The Lumineers arrive on the indie folk-rock scene in step with their generation’s philosophies on where sincere music belongs

From Nashville Scene:

A couple decades ago, no self-conscious, authenticity-flaunting Gen X alt-rocker would’ve enthusiastically described a scene like the one you’re about to read. Wesley Schultz, on the other hand, has no problem pinpointing the fairly recent night that he first heard his band’s song “Ho Hey” used in a Bing commercial.

“We were eating dinner at a friend’s house and washing some dishes after we were finished,” Schultz says with the weary amiability of a guy swept up in his first whirlwind schedule of press and performances. “We were home from tour.
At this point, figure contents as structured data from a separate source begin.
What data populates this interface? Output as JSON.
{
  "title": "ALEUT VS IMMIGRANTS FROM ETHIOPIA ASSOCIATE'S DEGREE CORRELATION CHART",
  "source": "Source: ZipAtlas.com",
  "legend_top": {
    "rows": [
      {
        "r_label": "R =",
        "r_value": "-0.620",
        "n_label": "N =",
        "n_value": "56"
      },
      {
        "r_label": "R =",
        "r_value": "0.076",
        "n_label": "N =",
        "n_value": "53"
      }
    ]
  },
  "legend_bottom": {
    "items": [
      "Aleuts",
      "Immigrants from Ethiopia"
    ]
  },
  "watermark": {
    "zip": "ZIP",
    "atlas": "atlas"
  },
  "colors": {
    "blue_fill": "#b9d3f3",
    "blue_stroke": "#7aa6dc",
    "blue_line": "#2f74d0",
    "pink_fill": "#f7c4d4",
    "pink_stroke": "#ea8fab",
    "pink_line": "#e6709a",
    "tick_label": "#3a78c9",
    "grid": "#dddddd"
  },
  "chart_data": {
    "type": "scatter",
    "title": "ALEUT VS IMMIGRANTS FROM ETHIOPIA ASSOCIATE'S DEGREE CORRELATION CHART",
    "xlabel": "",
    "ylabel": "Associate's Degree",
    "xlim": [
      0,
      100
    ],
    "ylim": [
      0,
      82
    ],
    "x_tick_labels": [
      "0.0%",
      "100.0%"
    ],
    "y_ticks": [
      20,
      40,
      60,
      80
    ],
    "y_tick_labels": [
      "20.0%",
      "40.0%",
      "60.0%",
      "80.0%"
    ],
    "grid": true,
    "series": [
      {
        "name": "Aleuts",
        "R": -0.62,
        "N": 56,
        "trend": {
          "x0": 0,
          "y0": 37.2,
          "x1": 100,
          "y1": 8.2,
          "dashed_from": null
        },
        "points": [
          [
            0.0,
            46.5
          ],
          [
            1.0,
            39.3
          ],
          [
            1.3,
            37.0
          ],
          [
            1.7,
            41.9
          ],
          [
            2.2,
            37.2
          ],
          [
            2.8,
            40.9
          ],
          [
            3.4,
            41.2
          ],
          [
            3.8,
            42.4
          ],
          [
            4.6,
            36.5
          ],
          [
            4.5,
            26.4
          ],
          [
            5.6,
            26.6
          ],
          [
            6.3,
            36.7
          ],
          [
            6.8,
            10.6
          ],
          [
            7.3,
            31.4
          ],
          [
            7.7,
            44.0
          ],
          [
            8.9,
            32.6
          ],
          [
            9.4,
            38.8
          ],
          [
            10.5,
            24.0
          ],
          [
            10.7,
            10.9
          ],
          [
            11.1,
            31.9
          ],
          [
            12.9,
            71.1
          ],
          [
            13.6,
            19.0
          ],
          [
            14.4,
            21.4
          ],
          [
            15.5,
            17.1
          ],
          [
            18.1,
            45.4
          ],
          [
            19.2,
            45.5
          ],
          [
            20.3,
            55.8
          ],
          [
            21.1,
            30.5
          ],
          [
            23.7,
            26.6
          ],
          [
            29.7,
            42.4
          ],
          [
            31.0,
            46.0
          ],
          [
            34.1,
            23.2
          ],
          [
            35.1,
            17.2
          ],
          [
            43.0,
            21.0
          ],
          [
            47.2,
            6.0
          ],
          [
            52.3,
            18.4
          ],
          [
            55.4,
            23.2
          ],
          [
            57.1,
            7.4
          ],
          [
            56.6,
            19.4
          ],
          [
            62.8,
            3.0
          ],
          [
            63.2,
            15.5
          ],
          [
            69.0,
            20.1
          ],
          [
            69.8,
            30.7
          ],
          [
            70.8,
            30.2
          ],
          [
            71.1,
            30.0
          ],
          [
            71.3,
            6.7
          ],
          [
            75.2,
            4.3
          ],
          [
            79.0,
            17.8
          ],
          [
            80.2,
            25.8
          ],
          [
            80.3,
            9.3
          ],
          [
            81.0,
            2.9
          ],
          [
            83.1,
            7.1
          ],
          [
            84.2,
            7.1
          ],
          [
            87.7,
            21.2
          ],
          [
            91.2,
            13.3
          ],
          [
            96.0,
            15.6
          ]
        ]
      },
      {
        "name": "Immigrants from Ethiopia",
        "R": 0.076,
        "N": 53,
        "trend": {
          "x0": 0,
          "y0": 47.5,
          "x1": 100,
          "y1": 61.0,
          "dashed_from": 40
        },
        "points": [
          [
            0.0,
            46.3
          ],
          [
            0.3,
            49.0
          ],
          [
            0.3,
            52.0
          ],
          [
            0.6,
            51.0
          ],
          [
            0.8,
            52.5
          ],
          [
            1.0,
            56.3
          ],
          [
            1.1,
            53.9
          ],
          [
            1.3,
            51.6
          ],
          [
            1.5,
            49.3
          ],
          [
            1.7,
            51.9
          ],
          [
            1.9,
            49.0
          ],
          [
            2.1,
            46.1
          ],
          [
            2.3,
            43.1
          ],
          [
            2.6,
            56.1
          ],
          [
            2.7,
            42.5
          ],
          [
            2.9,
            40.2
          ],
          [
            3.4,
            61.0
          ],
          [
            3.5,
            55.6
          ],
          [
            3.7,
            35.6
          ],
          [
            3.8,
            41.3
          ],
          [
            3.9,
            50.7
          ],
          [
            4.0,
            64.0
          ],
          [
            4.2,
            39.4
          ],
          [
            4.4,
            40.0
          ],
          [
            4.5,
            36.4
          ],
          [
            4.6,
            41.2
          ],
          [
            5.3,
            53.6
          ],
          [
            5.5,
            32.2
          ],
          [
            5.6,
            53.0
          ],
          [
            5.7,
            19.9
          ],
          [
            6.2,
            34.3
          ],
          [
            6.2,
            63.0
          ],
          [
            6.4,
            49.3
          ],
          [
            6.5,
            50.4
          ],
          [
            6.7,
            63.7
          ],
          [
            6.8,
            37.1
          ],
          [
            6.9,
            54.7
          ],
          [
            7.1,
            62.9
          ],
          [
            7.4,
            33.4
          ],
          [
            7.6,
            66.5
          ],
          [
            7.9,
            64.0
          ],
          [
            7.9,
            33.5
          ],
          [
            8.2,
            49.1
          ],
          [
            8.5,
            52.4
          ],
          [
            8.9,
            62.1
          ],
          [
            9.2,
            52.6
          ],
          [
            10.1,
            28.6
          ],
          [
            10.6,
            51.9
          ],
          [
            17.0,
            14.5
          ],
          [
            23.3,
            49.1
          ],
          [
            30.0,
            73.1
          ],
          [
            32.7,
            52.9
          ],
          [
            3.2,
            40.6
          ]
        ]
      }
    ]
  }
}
We hadn’t watched much TV on tour. So that was the first time, and it was really kind of surreal and funny. Kind of made me laugh, to be standing there and have that music being played.”

Schultz is the lead singer and guitarist for the rapidly rising indie folk-rock act The Lumineers. Their self-titled debut album came out on Nashville’s Dualtone Records in early April. And in much the same way that an iPod Nano ad did wonders for Feist and her swinging little pop ditty “1234,” Schultz and his bandmates Jeremiah Fraites and Neyla Pekarek’s decision to license their song for a 30-second spot promoting the search engine is no doubt one reason that it currently sits at No. 1 on Billboard’s Heatseekers Songs chart.

The Lumineers are of a generation of music-makers and listeners for whom the explicitly commercial use of a track doesn’t mean the song can’t also be experienced as a genuinely heartfelt composition. There are exceptions — like the duo Beach House refusing a licensing request from Volkswagen, who then used a sound-alike song in their ad — but generally speaking, the well-below-40 set is open to as many possible avenues of experiencing music as anyone who’s yet faced the decisive reign and subsequently fading influence of the full-length album. Hand-wringing over keeping artistry and accessibility completely separate from sustainability and profitability seems almost passé. And it just so happens that on the other side of the equation, a lot of companies crave an association with indie-sounding music and its connotations of youthful creativity.